Das Wiener Rathaus soll transparenter werden - zumindest im übertragenen Sinn: Die Landeskonferenz der Wiener Grünen hat sich für ein Wiener Informationsfreiheitsgesetz nach Hamburger Vorbild ausgesprochen. Angekündigt werden baldige Verhandlungen mit dem Koalitionspartner, also mit der Wiener SPÖ. Diese wird wohl demnächst selbst für Transparenz votieren, nämlich beim Landesparteitag am 27. April.

Bundesweite Regelung

Die Grünen plädieren eigentlich für eine bundesweite Regelung, wollen aber in Wien aktiv werden, da eine Realisierung vor der Nationalratswahl im Herbst "äußerst unwahrscheinlich" ist, wie sie vermuten. "Wir wollen das Vertrauen der Menschen in politische Entscheidungsprozesse und Verwaltungsabläufe stärken. Vor dem Hintergrund der Korruptionsfälle der vergangenen Jahre ist ein Transparenzgesetz dringlicher denn je", erklärte Georg Prack, Landessprecher der Wiener Grünen, in einer Aussendung am Dienstag.

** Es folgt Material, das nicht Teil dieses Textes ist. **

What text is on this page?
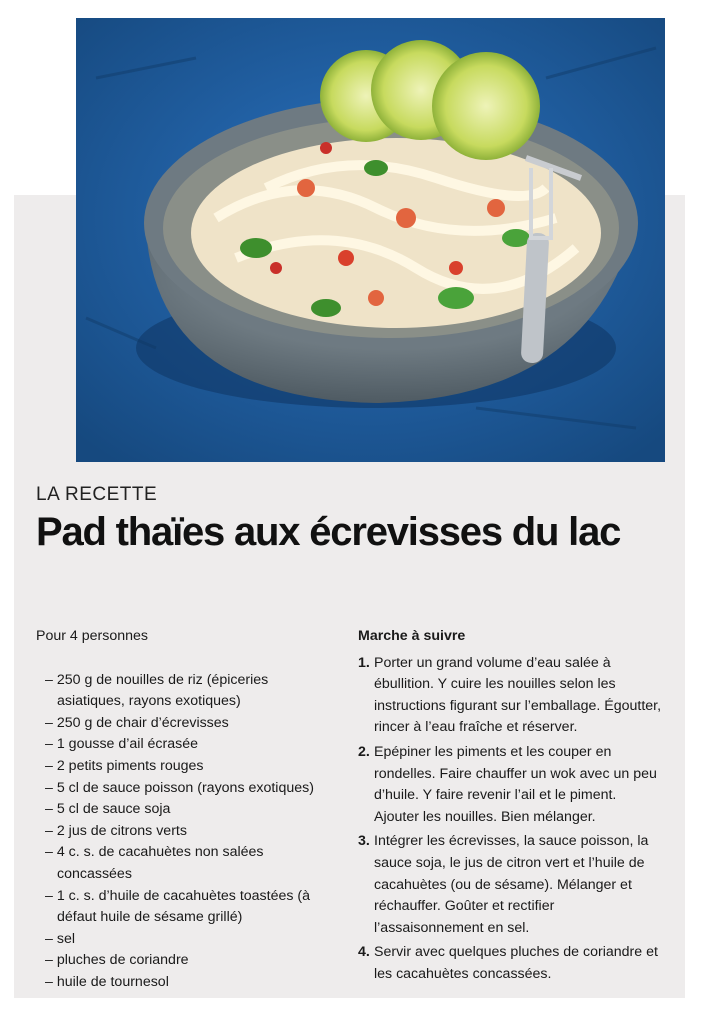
LA RECETTE
Pad thaïes aux écrevisses du lac

Pour 4 personnes

– 250 g de nouilles de riz (épiceries asiatiques, rayons exotiques)
– 250 g de chair d’écrevisses
– 1 gousse d’ail écrasée
– 2 petits piments rouges
– 5 cl de sauce poisson (rayons exotiques)
– 5 cl de sauce soja
– 2 jus de citrons verts
– 4 c. s. de cacahuètes non salées concassées
– 1 c. s. d’huile de cacahuètes toastées (à défaut huile de sésame grillé)
– sel
– pluches de coriandre
– huile de tournesol

Marche à suivre

1. Porter un grand volume d’eau salée à ébullition. Y cuire les nouilles selon les instructions figurant sur l’emballage. Égoutter, rincer à l’eau fraîche et réserver.
2. Epépiner les piments et les couper en rondelles. Faire chauffer un wok avec un peu d’huile. Y faire revenir l’ail et le piment. Ajouter les nouilles. Bien mélanger.
3. Intégrer les écrevisses, la sauce poisson, la sauce soja, le jus de citron vert et l’huile de cacahuètes (ou de sésame). Mélanger et réchauffer. Goûter et rectifier l’assaisonnement en sel.
4. Servir avec quelques pluches de coriandre et les cacahuètes concassées.
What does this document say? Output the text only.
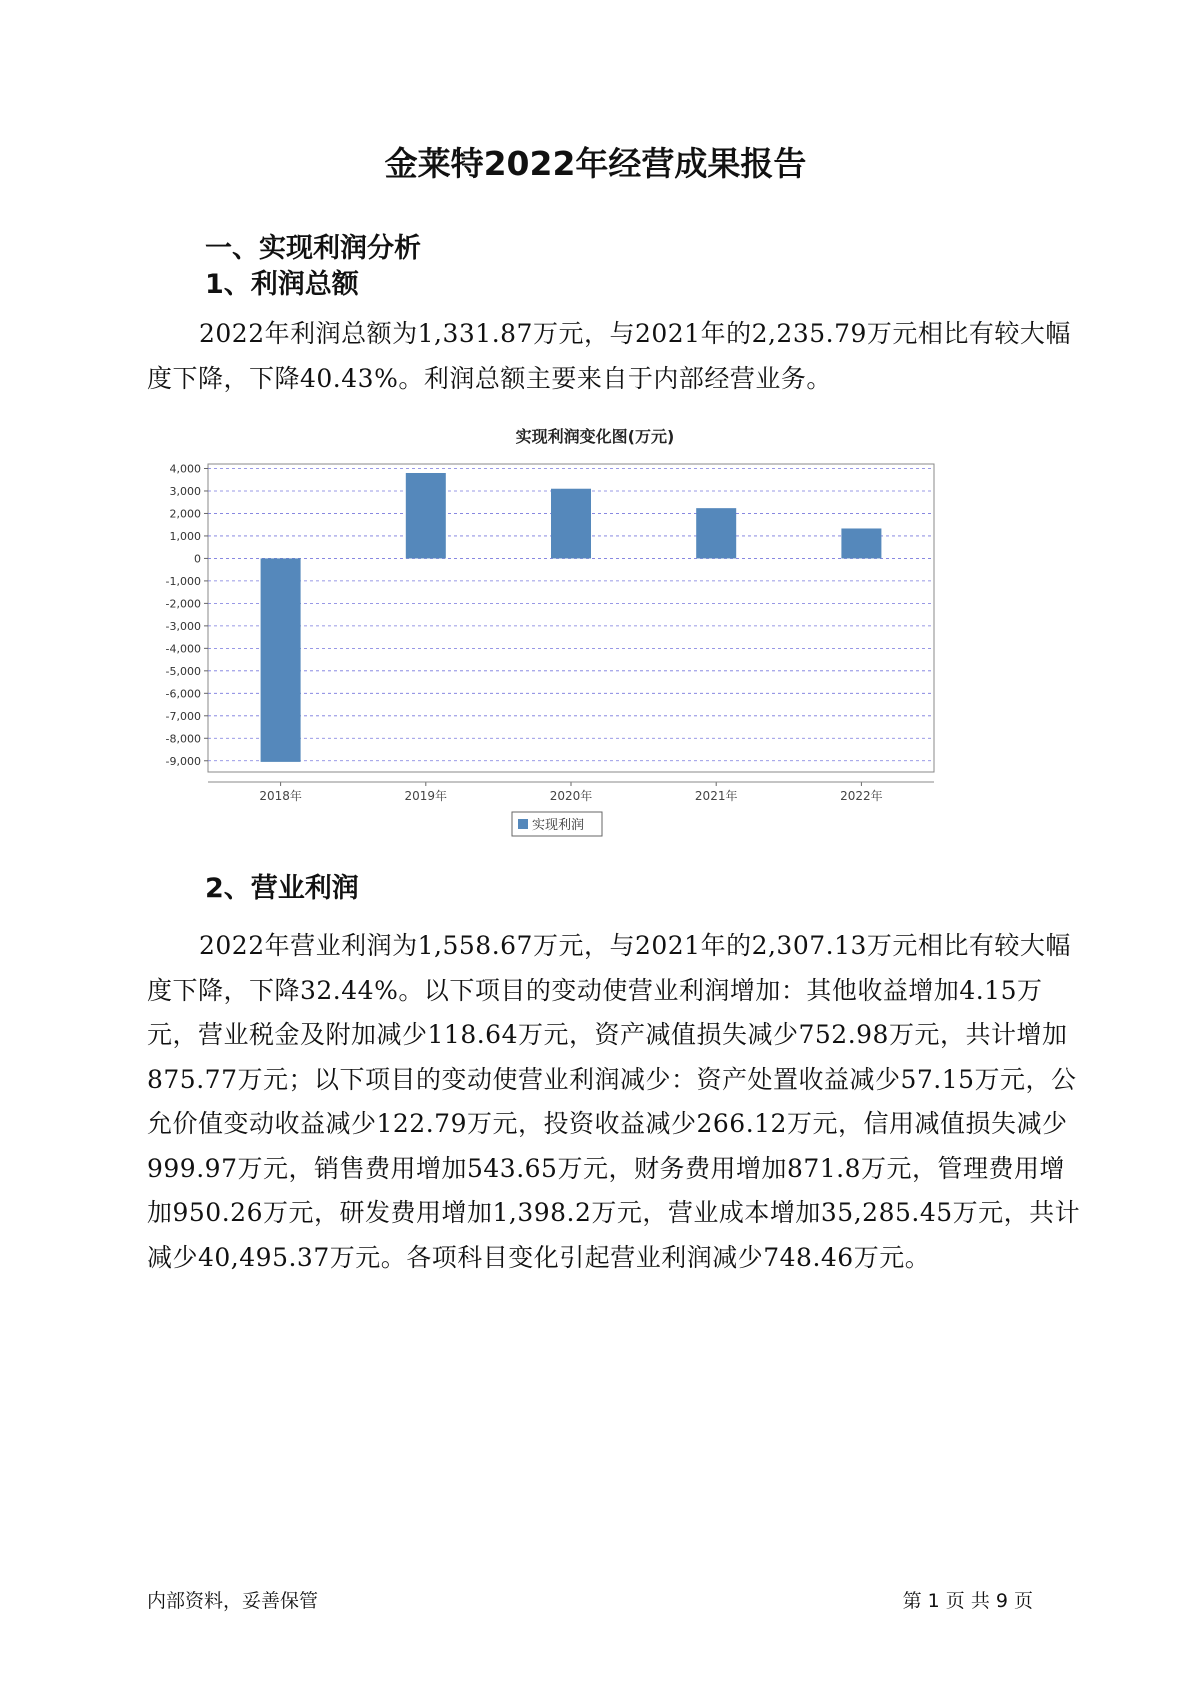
金莱特2022年经营成果报告
一、实现利润分析
1、利润总额

2022年利润总额为1,331.87万元，与2021年的2,235.79万元相比有较大幅度下降，下降40.43%。利润总额主要来自于内部经营业务。

实现利润变化图(万元)
4,000
3,000
2,000
1,000
0
-1,000
-2,000
-3,000
-4,000
-5,000
-6,000
-7,000
-8,000
-9,000
2018年	2019年	2020年	2021年	2022年
实现利润
2、营业利润

2022年营业利润为1,558.67万元，与2021年的2,307.13万元相比有较大幅度下降，下降32.44%。以下项目的变动使营业利润增加：其他收益增加4.15万元，营业税金及附加减少118.64万元，资产减值损失减少752.98万元，共计增加875.77万元；以下项目的变动使营业利润减少：资产处置收益减少57.15万元，公允价值变动收益减少122.79万元，投资收益减少266.12万元，信用减值损失减少999.97万元，销售费用增加543.65万元，财务费用增加871.8万元，管理费用增加950.26万元，研发费用增加1,398.2万元，营业成本增加35,285.45万元，共计减少40,495.37万元。各项科目变化引起营业利润减少748.46万元。

内部资料，妥善保管	第 1 页 共 9 页
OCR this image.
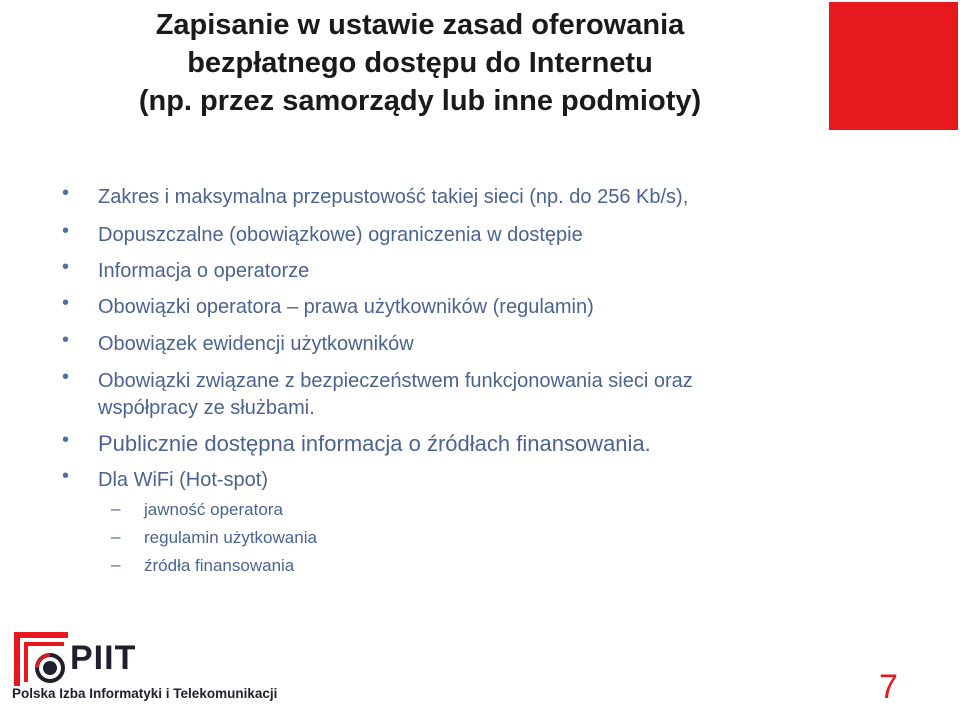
Zapisanie w ustawie zasad oferowania
bezpłatnego dostępu do Internetu
(np. przez samorządy lub inne podmioty)
• Zakres i maksymalna przepustowość takiej sieci (np. do 256 Kb/s),
• Dopuszczalne (obowiązkowe) ograniczenia w dostępie
• Informacja o operatorze
• Obowiązki operatora – prawa użytkowników (regulamin)
• Obowiązek ewidencji użytkowników
• Obowiązki związane z bezpieczeństwem funkcjonowania sieci oraz
współpracy ze służbami.
• Publicznie dostępna informacja o źródłach finansowania.
• Dla WiFi (Hot-spot)
– jawność operatora
– regulamin użytkowania
– źródła finansowania
PIIT
Polska Izba Informatyki i Telekomunikacji	7
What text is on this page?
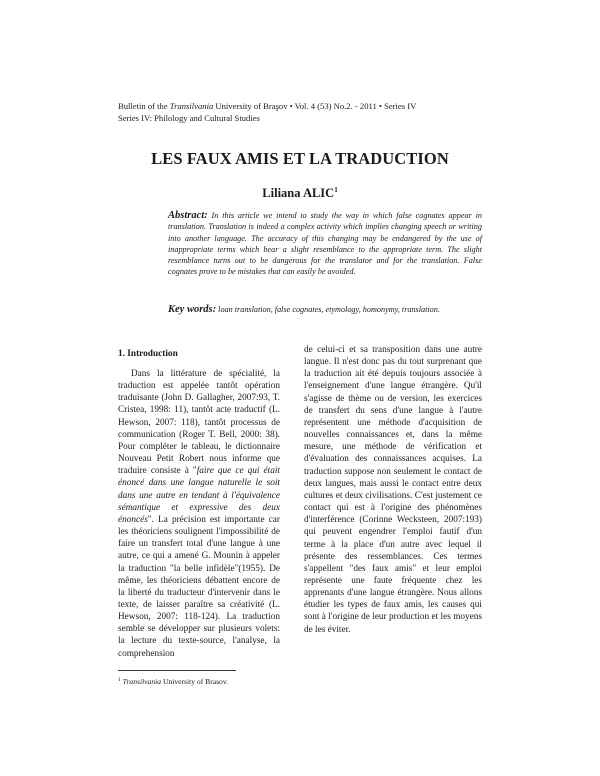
Bulletin of the Transilvania University of Braşov • Vol. 4 (53) No.2. - 2011 • Series IV
Series IV: Philology and Cultural Studies
LES FAUX AMIS ET LA TRADUCTION
Liliana ALIC$^1$
Abstract: In this article we intend to study the way in which false cognates appear in translation. Translation is indeed a complex activity which implies changing speech or writing into another language. The accuracy of this changing may be endangered by the use of inappropriate terms which bear a slight resemblance to the appropriate term. The slight resemblance turns out to be dangerous for the translator and for the translation. False cognates prove to be mistakes that can easily be avoided.
Key words: loan translation, false cognates, etymology, homonymy, translation.
1. Introduction

Dans la littérature de spécialité, la traduction est appelée tantôt opération traduisante (John D. Gallagher, 2007:93, T. Cristea, 1998: 11), tantôt acte traductif (L. Hewson, 2007: 118), tantôt processus de communication (Roger T. Bell, 2000: 38). Pour compléter le tableau, le dictionnaire Nouveau Petit Robert nous informe que traduire consiste à "faire que ce qui était énoncé dans une langue naturelle le soit dans une autre en tendant à l'équivalence sémantique et expressive des deux énoncés". La précision est importante car les théoriciens soulignent l'impossibilité de faire un transfert total d'une langue à une autre, ce qui a amené G. Mounin à appeler la traduction "la belle infidèle"(1955). De même, les théoriciens débattent encore de la liberté du traducteur d'intervenir dans le texte, de laisser paraître sa créativité (L. Hewson, 2007: 118-124). La traduction semble se développer sur plusieurs volets: la lecture du texte-source, l'analyse, la comprehension

de celui-ci et sa transposition dans une autre langue. Il n'est donc pas du tout surprenant que la traduction ait été depuis toujours associée à l'enseignement d'une langue étrangère. Qu'il s'agisse de thème ou de version, les exercices de transfert du sens d'une langue à l'autre représentent une méthode d'acquisition de nouvelles connaissances et, dans la même mesure, une méthode de vérification et d'évaluation des connaissances acquises. La traduction suppose non seulement le contact de deux langues, mais aussi le contact entre deux cultures et deux civilisations. C'est justement ce contact qui est à l'origine des phénomènes d'interférence (Corinne Wecksteen, 2007:193) qui peuvent engendrer l'emploi fautif d'un terme à la place d'un autre avec lequel il présente des ressemblances. Ces termes s'appellent "des faux amis" et leur emploi représente une faute fréquente chez les apprenants d'une langue étrangère. Nous allons étudier les types de faux amis, les causes qui sont à l'origine de leur production et les moyens de les éviter.

$^1$ Transilvania University of Brasov.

Open-Data- und Open-Government- Iniviativen

Der grüne Gemeinderat Klaus Werner-Lobo betonte: "Im Rahmen unserer Initiativen für Open Data und Open Government haben wir bereits sehr früh das Thema Informationsfreiheit zur Sprache gebracht." Ein weitreichendes Informationsfreiheitsgesetz auf Landesebene ist laut Werner-Lobo aber nur möglich, wenn der Bund das "obrigkeitsstaatliche Amtsgeheimnis" aus der Bundesverfassung streicht. Da dies wohl nicht mehr vor der Wahl geschehen werde, solle nun Wien rasch ein entsprechendes Gesetz umsetzen, hieß es. Dieses solle garantieren, dass der Gesetzgebungsprozess offen und partizipativ gestaltet werde.

Die Bundes-SPÖ hat sich zuletzt bereits für ein Informationsfreiheitsgesetz ausgesprochen und entsprechende Pläne vorgelegt. Diese sehen neben der Erteilung von Auskünften auch ein Recht auf Akteneinsicht und Aktenkopien vor. Auch beim Parteitag der Wiener SPÖ wird ein Transparenz-Antrag zur Abstimmung vorgelegt - und auch zur Annahme empfohlen.

Daten verfügbar machen

Er stammt aus der Bezirksorganisation Alsergrund und wurde von der dortigen "Sektion 8" eingebracht, die vor zwei Jahren bereits mit einem Antrag betreffend des Kleinen Glücksspiels erfolgreich war. Nun wird gefordert: "Bund, Länder und Gemeinden sollen unaufgefordert alle Dokumente und alle Daten der Verwaltung in einem offenen, maschinlesbaren Format im Internet in einem Informationsregister verfügbar machen."

Dokumente bzw. deren Teile, die persönliche Daten sowie Geschäfts- und Staatsgeheimnisse betreffen, sollen davon ausgenommen sein: "Die Einhaltung des individuellen Datenschutzes sowie von Geschäfts- und Staatsgeheimnissen muss dabei unbedingt gewährleistet sein", heißt es in dem der APA vorliegenden Antrag. (APA, 16.4.2013)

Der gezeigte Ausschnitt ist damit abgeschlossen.